I’m a planet scientist, not a brain scientist, so I’m sure (and the YouTube comments assure me too) that there are some things we could have done differently when it comes to the details of brain functions. My hope is that it’ll reach a broader audience than a lot of the videos I’ve worked on in the past – it’s certainly different! – and encourage people to think about how incredible it is, really, that our brains are constantly interpreting all of the many signals we send it in (essentially) real time.

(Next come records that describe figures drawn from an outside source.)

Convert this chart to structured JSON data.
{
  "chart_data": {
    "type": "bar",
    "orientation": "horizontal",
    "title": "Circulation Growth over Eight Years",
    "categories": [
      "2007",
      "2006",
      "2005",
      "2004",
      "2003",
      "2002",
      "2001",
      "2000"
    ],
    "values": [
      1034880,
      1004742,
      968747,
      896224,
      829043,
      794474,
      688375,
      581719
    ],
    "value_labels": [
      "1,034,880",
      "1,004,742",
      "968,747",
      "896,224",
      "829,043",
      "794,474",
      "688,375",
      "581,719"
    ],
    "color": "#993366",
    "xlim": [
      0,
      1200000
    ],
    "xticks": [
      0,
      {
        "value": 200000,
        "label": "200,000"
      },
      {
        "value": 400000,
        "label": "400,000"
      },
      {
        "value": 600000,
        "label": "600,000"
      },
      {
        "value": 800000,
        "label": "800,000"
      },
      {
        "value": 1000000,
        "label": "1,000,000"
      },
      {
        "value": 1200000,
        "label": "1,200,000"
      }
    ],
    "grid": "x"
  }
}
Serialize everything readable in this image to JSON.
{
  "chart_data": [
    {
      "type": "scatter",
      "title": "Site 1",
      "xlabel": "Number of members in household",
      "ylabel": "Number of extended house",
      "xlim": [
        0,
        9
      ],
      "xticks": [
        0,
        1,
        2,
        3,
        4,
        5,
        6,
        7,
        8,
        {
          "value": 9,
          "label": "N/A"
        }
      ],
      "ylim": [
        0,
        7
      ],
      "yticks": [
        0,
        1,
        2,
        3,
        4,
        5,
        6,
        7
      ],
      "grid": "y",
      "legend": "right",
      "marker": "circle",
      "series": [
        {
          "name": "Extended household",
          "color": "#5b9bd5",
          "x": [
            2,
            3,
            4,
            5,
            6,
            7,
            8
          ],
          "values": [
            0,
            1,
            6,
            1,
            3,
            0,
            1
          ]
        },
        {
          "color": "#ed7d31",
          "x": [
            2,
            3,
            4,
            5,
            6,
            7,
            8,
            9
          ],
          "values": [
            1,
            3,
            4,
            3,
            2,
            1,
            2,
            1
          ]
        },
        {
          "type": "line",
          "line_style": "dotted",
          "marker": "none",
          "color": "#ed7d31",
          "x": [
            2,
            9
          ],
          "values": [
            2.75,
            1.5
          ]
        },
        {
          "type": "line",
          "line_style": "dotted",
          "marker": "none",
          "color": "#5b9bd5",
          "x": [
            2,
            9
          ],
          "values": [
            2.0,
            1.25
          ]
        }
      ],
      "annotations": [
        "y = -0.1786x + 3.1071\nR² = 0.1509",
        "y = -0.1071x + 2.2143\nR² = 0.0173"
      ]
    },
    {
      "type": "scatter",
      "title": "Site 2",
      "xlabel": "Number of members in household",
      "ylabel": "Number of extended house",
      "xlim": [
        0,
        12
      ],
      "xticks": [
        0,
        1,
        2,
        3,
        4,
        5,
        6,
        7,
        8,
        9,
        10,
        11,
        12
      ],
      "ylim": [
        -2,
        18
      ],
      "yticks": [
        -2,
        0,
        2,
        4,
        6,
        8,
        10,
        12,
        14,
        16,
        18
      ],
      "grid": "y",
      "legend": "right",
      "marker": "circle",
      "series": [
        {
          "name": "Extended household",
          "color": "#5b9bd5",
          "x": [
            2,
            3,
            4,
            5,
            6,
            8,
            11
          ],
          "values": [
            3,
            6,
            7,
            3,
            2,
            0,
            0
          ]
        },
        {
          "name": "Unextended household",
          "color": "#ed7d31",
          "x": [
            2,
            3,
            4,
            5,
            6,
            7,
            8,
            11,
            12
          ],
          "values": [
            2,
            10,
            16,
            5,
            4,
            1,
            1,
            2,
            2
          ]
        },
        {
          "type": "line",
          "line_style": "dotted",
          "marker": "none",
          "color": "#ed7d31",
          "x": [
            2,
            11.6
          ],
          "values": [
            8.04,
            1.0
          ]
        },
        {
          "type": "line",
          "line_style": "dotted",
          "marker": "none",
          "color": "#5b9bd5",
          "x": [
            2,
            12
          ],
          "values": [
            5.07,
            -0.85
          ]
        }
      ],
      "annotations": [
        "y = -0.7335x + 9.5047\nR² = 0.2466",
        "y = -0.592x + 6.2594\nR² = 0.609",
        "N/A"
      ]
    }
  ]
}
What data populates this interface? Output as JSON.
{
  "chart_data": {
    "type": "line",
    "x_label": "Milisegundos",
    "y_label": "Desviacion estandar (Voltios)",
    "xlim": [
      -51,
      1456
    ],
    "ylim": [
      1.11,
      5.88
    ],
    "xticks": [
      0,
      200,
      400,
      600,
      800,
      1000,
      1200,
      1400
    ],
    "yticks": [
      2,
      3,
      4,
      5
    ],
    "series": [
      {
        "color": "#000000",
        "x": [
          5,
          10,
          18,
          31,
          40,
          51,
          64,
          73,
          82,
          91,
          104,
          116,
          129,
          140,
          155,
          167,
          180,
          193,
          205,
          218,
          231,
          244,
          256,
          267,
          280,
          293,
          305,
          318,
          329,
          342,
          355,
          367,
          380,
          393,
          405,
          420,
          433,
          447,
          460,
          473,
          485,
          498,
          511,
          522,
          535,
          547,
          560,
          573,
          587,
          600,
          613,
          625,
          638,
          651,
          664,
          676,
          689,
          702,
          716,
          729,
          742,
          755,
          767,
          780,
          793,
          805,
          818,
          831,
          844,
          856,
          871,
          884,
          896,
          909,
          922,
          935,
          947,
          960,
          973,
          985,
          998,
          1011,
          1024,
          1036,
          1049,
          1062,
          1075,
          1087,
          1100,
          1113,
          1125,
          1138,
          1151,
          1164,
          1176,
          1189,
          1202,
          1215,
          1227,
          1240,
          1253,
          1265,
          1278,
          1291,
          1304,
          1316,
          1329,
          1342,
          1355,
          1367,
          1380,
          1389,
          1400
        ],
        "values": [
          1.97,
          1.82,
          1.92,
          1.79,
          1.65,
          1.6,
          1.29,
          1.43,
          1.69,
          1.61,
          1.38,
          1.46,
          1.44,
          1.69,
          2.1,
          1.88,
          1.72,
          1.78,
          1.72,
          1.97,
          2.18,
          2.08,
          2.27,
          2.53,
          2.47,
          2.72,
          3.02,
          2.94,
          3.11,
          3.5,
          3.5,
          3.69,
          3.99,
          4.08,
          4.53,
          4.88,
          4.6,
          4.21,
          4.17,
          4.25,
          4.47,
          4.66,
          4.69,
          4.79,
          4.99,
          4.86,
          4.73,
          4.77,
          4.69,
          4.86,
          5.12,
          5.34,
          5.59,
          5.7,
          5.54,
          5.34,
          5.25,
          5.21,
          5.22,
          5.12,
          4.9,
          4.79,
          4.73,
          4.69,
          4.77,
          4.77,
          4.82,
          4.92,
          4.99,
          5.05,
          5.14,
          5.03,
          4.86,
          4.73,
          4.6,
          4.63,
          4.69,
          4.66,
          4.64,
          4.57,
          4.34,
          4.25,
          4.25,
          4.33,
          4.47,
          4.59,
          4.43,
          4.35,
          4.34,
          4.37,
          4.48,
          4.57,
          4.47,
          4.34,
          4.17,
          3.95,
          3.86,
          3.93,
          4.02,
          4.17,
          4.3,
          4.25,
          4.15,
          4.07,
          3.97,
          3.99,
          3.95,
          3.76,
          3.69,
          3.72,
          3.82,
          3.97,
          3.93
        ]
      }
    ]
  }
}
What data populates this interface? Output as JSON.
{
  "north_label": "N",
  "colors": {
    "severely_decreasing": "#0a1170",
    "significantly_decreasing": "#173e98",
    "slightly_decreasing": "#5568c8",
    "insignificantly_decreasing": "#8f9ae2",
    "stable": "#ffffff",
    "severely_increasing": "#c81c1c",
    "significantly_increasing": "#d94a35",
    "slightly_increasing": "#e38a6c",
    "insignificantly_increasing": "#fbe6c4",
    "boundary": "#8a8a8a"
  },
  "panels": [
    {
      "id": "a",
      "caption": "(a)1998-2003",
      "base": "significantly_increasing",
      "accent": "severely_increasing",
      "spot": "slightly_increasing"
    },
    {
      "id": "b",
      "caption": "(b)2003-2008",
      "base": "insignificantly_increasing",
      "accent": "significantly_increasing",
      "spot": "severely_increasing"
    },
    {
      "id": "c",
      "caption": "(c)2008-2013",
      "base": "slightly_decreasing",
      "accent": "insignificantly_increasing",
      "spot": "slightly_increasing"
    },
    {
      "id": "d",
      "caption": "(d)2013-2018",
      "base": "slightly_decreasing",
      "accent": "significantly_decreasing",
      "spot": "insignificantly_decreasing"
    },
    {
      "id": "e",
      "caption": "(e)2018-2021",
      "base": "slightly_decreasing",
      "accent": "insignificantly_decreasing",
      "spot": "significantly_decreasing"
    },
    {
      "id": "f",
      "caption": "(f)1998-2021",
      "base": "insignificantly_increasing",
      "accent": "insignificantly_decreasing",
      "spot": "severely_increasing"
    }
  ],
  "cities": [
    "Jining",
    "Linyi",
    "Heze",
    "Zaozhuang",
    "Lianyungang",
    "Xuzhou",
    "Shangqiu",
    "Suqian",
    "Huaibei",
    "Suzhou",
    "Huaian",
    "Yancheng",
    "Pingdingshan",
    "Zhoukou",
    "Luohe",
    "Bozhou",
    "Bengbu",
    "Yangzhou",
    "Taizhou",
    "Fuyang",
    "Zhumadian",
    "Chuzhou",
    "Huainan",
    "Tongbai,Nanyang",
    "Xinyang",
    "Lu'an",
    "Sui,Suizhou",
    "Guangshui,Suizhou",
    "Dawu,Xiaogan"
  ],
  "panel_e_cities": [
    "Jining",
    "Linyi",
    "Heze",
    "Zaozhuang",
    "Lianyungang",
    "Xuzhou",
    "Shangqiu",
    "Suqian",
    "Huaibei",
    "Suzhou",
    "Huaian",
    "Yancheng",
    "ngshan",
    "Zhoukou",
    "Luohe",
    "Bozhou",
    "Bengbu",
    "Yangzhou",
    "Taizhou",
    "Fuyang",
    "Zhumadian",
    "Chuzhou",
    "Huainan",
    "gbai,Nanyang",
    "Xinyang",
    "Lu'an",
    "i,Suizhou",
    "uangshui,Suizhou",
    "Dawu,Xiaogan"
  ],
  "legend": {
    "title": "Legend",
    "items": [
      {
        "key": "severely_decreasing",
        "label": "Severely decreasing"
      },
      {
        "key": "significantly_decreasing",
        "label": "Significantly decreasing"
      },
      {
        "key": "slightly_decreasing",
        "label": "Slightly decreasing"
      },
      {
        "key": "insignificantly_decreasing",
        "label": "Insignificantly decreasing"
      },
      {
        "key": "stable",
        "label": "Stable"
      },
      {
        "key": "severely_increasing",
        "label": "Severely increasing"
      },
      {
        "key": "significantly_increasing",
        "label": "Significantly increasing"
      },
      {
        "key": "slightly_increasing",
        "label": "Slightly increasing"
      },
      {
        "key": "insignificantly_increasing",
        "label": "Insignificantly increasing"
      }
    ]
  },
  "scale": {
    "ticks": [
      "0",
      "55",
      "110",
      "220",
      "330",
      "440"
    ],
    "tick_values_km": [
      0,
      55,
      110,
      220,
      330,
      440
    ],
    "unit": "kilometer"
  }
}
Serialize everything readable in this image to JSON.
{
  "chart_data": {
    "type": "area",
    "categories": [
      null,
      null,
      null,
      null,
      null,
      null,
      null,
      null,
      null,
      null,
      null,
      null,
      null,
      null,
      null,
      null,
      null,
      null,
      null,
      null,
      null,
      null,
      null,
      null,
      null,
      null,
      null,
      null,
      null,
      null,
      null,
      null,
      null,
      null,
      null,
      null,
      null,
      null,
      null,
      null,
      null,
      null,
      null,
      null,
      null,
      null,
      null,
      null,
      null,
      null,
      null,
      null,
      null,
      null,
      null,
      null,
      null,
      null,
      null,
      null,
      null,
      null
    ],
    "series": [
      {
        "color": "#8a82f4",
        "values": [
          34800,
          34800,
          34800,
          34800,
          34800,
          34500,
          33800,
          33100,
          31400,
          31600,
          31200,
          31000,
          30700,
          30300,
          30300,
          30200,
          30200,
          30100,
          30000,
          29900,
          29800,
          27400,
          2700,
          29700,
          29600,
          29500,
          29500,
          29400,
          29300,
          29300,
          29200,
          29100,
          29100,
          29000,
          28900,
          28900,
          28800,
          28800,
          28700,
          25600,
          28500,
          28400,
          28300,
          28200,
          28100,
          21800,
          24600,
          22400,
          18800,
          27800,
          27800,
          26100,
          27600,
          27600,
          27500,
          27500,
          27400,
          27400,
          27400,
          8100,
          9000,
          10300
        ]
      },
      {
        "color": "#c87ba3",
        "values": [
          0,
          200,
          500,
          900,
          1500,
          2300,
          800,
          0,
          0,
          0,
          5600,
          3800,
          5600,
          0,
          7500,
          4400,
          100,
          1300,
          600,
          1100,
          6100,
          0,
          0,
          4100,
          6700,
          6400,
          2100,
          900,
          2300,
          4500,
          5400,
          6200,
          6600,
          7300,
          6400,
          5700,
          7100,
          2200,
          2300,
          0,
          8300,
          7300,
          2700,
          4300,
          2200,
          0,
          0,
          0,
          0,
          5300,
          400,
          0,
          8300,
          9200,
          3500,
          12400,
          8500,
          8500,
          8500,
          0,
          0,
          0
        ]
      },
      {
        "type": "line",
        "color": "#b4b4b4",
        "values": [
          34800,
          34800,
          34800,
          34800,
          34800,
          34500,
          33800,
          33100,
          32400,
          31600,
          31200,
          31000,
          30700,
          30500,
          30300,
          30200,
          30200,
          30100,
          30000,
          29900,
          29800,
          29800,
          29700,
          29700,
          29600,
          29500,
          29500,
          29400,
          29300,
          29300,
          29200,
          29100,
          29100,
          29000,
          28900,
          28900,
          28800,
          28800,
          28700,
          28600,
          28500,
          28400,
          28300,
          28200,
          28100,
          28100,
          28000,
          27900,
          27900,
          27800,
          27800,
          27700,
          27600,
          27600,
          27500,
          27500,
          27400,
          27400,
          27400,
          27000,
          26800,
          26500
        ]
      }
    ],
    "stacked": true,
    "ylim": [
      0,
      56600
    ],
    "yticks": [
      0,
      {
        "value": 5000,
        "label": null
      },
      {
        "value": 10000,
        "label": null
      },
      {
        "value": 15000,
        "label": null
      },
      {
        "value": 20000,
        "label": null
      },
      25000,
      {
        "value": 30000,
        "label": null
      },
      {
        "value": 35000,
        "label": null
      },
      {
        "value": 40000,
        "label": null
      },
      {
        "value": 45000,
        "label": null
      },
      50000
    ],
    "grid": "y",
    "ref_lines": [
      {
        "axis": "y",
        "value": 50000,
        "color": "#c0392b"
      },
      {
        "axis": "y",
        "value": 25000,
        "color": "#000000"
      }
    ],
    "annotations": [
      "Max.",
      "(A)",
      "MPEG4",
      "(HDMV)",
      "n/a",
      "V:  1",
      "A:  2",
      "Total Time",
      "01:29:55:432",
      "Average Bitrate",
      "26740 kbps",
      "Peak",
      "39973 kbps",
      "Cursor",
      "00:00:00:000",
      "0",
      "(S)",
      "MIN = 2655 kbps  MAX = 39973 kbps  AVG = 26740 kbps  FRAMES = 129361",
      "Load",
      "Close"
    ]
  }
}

In any case, though, I wanted to share some of the amazing things I learned about the brain while researching the video. Since this isn’t my field of study, it was pretty tough going through some of the papers (cited below), but it was worth it!
- When you hear spoken words, it takes your brain longer to interpret the ones that have multiple possible meanings (homophones) than to understand the unambiguous ones. Ok, not surprising.
- When you’re reading words on a page, ambiguous words (homonyms) actually have a processing advantage over unambiguous words. WHAT? So interesting.
- Learning to read changes the way your brain processes spoken words by involving the area that controls spelling and visual word images (along with the language comprehension areas). Once you learn to read, your brain is different forever. Whoa.
- It’s not really known whether all these regions of the brain in the “language loop” (Wernicke’s Area, Broca’s Area, Inferior Parietal Lobule, etc) are activated one after the other in a sequence or if it’s more like a network, where activating one piece activates everything else all at once.
Ok, that’s it! I learned a lot more about language and the brain than I knew before, and some of it was really unexpected. That, along with getting to work with new awesome collaborators and pushing myself to try new things animation-wise, has made this whole experience worthwhile. Thanks, Joe!
Some sources (these are the ones we came across and read – certainly not the only ones that are relevant!)*:
Academic Papers:
- The effects of homonymy and polysemy on lexical access: an MEG study, by Beretta, Fiorentino, and Poeppel
- Neural response suppression predicts repetition priming of spoken words and pseudowords, by Orfanidou, Marslen-Wilson, and Davis
- On-line orthographic influences on spoken language in a semantic task, by Pattamadilok, Perre, Dufau, Ziegler
- Development of brain mechanisms for processing orthographic and phonologic representations, by Booth, Burman, Meyer, Gitelman, Parrish, and Mesulam
- Lexical representation of phonological variation in spoken word recognition, by Ranbom and Connine
We also made use of a few online resources, especially for visual references to the brain:
- “The Brain from Top to Bottom” at thebrain.mcgill.ca
- “Anatomy and Functional Areas of the Brain”
- “Overview of Addiction Related Brain Regions” describes the role of the nucleus accumbens in the reward circuit.
*Special thanks to Dwayne Godwin for pointing out that last webpage, as well as a few other references to studies on romantic love, pair bonding, and fMRI methods.